Cause specific mortality trends in Hungary in the light of the theory of the epidemiological transition
Katalin Kovács, Demographic Research Institute, Budapest
László Hablicsek, Demographic Research Institute, Budapest
Hungary, within the classic framework of the epidemiological transition theory represents a “slow variant” of the “semi western” transitional model, which has been rarely investigated. Theoretically the onset of the fourth phase is characterised by falling cardiovascular mortality and diminishing rates of “life style related causes”. In addition the re-emergence of “old” infectious diseases and the emergence of “new” infectious diseases both have been expected, especially in the most vulnerable social groups. The major goal of this paper is to test the above mentioned assumptions on Hungarian mortality data for the period between 1971 and 2007.Cause-specific mortality trends for the period between 1971 and 2007 were created. For the sake of comparability, we examined all (65) causes of death of the “European Shortlist” issued by EUROSTAT. During the study period three different ICD coding systems were used.
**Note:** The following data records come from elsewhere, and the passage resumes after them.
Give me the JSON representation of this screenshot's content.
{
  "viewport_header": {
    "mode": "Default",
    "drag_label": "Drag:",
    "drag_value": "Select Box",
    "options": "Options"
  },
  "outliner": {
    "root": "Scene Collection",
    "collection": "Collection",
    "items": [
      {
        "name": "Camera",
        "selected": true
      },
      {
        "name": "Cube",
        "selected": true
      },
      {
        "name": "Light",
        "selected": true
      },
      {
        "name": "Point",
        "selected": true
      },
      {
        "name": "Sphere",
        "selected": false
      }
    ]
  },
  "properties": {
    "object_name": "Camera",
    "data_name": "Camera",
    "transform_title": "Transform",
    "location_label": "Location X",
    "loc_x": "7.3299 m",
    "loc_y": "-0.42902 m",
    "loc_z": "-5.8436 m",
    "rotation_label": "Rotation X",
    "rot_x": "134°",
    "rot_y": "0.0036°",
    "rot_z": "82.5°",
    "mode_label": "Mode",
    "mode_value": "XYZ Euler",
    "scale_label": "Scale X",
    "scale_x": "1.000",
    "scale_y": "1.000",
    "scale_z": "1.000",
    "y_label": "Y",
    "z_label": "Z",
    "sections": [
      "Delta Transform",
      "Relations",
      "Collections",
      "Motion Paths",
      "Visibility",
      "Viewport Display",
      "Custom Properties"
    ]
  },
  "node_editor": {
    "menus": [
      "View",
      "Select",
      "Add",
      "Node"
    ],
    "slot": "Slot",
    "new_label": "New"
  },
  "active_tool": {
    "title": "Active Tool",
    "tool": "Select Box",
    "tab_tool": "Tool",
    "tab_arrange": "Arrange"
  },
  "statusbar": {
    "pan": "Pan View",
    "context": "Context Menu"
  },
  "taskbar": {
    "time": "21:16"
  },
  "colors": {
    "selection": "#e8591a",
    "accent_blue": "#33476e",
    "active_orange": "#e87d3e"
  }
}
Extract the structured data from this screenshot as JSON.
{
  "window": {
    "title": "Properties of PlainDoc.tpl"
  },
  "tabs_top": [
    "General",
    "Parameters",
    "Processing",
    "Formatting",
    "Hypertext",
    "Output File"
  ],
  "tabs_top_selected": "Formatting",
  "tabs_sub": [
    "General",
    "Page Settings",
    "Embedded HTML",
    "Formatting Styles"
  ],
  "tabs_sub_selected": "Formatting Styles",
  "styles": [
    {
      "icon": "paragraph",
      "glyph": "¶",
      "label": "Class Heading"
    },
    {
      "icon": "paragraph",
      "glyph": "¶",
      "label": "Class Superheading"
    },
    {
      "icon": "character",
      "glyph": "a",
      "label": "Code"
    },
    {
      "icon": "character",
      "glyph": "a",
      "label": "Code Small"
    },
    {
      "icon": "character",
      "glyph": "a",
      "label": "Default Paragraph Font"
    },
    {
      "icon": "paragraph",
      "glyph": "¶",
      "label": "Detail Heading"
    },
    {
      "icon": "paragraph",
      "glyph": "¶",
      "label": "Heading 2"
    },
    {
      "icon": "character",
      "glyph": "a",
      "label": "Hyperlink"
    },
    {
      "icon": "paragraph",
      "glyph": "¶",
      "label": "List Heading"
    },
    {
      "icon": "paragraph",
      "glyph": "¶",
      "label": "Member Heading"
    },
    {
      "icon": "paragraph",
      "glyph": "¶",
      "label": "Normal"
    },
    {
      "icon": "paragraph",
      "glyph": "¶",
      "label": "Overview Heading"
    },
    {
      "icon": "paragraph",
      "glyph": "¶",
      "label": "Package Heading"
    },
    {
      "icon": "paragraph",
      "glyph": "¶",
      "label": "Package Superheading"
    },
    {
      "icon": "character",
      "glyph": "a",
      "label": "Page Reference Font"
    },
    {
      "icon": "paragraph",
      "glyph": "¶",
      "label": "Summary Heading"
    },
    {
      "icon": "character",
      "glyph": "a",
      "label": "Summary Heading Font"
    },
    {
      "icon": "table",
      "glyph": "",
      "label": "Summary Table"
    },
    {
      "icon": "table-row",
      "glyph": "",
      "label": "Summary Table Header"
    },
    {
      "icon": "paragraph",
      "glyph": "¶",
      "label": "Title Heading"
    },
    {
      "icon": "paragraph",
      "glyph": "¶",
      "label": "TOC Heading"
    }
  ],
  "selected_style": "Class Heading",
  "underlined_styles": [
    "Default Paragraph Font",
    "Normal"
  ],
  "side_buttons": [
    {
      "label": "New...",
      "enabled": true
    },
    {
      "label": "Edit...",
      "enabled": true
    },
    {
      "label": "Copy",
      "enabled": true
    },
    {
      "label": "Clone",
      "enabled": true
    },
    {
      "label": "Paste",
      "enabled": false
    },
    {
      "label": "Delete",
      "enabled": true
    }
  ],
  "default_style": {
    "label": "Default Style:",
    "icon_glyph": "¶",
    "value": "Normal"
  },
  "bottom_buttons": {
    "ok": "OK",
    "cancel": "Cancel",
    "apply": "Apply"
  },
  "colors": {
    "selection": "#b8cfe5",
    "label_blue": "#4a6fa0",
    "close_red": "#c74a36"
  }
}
Continuity between the periods with different coding schemes was checked, and in case of serious discontinuity we fitted the series by discounting. Results: By cardiovascular mortality, Hungary entered into the forth phase of epidemiological transition in the mid 1990’s. The mortality trends of other diseases, however, are very different from what could have been predicted on the basis of theory. There was no evidence for survival or re-emergence of infections, even among the most vulnerable. There was no sign of improvement in causes of death strongly related to the major life-style domains. Finally, external causes, which were all expected to grow, showed the opposite tendency. For several causes trends of those with lower education “followed” the trends of the more educated (e.g. ischaemic heart disease, cerebrovascular diseases, hepatitis, suicide). The “lag-time” between educational classes ranged between 0 and 13 years by causes. For several diseases, trends of the different educational classes were converging (e.g. stomach cancer, tuberculosis).